Brandenburger Grundschule will "Schule ohne Rassismus" werden – Eltern klagen dagegen
Greta SchulzBrandenburger Grundschule will "Schule ohne Rassismus" werden – Eltern klagen dagegen
Die Grundschule Bestensee in Brandenburg soll dem Netzwerk „Schule ohne Rassismus – Schule mit Courage“ beitreten. Der Beschluss erfolgte nach einer Abstimmung, bei der 78 Prozent der beteiligten Schulmitglieder für den Beitritt stimmten. Eine Elterninitiative hat inzwischen rechtliche Schritte gegen das Vorhaben eingeleitet.
Die Schulleitung hatte den Antrag auf Mitgliedschaft gestellt, wofür eine Zustimmung von mindestens 70 Prozent erforderlich war. An der Abstimmung beteiligten sich 92 Prozent der Stimmberechtigten – eine deutliche Mehrheit sprach sich für die Initiative aus.

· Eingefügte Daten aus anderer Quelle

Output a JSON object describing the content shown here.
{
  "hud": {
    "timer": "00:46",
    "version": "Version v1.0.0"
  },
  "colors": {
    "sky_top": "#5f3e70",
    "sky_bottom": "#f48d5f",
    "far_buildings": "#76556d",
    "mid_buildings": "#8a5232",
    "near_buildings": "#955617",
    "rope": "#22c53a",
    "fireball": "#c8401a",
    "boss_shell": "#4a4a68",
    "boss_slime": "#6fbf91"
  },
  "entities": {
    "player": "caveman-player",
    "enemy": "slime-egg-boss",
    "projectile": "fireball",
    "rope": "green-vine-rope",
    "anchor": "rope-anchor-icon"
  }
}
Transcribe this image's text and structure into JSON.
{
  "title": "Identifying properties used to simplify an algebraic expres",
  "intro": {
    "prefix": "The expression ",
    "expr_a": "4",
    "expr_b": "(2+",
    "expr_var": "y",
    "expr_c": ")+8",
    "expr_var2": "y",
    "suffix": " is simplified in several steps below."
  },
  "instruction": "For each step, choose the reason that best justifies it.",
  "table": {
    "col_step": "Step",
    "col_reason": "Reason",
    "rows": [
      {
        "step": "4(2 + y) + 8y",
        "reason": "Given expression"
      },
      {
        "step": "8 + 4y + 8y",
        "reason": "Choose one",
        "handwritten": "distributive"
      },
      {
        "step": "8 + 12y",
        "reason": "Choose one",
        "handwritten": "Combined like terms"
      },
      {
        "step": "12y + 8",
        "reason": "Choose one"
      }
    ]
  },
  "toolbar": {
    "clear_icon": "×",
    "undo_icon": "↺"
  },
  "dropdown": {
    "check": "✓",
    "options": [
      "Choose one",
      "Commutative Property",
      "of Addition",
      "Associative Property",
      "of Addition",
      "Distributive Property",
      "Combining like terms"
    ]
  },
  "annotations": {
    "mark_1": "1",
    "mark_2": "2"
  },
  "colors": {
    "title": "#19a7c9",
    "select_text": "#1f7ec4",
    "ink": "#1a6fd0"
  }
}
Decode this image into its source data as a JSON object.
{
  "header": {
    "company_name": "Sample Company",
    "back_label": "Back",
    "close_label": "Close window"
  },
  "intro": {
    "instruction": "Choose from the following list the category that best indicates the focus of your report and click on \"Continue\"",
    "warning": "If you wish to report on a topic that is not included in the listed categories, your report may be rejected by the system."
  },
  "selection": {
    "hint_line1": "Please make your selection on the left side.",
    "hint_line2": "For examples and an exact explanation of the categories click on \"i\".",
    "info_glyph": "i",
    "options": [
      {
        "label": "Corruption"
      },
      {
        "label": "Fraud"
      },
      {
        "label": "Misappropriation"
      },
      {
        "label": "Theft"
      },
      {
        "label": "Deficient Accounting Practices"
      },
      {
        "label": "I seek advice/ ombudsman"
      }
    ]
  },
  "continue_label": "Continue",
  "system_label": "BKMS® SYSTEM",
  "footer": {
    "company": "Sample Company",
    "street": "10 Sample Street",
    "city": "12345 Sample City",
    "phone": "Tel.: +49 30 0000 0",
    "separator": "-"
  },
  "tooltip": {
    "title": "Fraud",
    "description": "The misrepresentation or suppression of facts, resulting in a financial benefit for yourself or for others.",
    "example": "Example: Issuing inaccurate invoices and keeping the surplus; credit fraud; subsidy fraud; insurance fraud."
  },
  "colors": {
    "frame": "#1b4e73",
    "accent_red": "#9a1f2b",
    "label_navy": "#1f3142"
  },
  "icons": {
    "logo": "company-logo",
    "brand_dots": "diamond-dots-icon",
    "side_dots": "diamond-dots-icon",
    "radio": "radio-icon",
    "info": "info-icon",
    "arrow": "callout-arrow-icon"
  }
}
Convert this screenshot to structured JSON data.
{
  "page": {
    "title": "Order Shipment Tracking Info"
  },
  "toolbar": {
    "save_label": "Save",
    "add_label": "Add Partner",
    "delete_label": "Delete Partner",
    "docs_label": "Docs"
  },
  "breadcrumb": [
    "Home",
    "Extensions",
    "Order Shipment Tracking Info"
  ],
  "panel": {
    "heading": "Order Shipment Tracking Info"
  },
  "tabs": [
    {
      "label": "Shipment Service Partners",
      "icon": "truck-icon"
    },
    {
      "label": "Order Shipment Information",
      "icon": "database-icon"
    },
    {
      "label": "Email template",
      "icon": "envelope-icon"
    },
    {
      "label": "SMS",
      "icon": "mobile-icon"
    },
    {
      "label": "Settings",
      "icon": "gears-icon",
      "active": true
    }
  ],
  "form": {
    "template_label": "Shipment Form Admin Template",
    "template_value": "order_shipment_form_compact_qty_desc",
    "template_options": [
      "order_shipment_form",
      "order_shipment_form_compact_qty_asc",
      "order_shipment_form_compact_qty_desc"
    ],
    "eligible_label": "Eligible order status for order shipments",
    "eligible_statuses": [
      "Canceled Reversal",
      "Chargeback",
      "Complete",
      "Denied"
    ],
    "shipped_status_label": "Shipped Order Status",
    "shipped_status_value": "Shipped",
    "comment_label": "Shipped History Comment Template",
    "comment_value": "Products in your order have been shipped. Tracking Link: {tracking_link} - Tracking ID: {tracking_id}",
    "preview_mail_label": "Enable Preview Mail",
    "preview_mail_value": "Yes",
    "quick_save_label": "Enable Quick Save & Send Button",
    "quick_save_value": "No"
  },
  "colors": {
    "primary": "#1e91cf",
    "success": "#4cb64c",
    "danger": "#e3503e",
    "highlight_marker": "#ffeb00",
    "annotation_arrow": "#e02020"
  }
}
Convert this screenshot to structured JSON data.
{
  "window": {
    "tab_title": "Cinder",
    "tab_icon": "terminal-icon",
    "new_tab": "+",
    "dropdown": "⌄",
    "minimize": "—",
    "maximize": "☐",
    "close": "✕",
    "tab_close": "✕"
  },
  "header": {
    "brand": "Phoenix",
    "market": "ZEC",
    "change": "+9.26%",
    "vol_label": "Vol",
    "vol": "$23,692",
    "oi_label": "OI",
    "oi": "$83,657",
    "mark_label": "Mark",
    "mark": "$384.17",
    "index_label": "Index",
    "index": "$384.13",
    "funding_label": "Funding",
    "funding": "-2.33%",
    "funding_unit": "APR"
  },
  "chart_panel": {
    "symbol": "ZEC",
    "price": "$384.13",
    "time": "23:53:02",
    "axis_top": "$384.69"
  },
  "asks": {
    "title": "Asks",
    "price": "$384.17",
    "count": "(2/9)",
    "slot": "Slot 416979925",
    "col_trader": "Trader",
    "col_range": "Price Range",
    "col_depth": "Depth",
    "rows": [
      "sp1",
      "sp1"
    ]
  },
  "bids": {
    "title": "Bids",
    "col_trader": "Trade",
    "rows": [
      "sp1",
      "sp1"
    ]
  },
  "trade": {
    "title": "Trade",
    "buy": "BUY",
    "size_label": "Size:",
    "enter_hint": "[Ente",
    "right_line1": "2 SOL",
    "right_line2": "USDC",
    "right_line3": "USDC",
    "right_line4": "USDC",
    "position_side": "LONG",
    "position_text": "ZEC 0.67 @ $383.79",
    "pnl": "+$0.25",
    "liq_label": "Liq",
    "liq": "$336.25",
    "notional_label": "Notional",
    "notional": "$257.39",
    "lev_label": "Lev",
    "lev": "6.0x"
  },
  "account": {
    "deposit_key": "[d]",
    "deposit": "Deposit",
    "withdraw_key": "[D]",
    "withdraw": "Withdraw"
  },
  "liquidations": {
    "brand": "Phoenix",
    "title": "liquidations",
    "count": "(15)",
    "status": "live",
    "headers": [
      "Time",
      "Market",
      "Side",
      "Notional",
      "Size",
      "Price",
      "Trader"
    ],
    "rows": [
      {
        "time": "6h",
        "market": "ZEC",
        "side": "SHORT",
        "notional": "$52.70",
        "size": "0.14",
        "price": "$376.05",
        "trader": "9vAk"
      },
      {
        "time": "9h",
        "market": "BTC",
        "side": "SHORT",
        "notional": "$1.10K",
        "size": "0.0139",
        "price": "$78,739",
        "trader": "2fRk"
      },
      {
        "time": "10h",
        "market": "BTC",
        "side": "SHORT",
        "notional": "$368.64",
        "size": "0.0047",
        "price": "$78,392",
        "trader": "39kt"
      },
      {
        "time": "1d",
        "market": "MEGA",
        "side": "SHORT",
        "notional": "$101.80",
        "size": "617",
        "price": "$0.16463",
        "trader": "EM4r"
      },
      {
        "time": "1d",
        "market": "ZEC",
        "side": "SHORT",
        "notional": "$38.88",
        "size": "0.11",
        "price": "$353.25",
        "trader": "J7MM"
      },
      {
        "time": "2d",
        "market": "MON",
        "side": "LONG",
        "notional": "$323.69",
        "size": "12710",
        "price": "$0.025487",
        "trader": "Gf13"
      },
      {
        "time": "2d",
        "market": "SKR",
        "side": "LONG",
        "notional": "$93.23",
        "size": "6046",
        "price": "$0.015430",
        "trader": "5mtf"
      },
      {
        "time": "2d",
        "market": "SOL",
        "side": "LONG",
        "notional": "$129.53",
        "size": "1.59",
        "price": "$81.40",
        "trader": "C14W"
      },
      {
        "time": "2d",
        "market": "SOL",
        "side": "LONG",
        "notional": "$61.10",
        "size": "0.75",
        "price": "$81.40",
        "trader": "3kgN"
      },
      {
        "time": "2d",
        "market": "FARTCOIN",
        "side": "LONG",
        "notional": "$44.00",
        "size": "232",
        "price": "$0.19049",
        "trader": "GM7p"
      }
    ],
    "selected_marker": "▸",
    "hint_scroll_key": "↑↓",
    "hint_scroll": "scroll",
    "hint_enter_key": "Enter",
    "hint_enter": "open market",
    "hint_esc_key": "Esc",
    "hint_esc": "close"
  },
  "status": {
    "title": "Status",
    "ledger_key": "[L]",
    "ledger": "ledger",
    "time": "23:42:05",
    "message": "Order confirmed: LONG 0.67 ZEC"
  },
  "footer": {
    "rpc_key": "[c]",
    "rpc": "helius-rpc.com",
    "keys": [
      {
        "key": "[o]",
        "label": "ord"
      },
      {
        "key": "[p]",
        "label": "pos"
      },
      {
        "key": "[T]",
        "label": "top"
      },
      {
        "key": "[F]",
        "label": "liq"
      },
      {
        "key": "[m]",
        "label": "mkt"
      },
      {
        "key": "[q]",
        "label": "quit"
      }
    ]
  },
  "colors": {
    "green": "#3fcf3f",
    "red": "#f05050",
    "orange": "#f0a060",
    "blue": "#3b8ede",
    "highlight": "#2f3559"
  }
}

Eine von einem AfD-Mitglied angeführte Elterninitiative lehnt den Beschluss ab. Sie argumentiert, das Netzwerk verstoße gegen die Neutralitätspflicht und könnte linkes Gedankengut in den Unterricht tragen. Schule und Bildungsbehörde wiesen diese Vorwürfe zurück und betonten, die Arbeit des Netzwerks stehe im Einklang mit demokratischen Werten.
Der Initiator der Elterninitiative hat nun Klage beim Verwaltungsgericht Cottbus eingereicht. Er fordert das Gericht auf, die Bildungsbehörde zu verpflichten, einen Antrag auf Einschreiten gegen die Zusammenarbeit der Schule mit dem Netzwerk zu prüfen. Brandenburgs Bildungsminister Gordon Hoffmann besuchte die Schule, um die Entscheidung der Schulleitung öffentlich zu unterstützen.
Der Rechtsstreit könnte den Beitritt der Schule zum Netzwerk verzögern. Falls das Gericht der Initiative Recht gibt, müsste die Bildungsbehörde den Beschluss möglicherweise neu bewerten. Der Fall spiegelt die anhaltende Debatte über politische Neutralität an Schulen wider.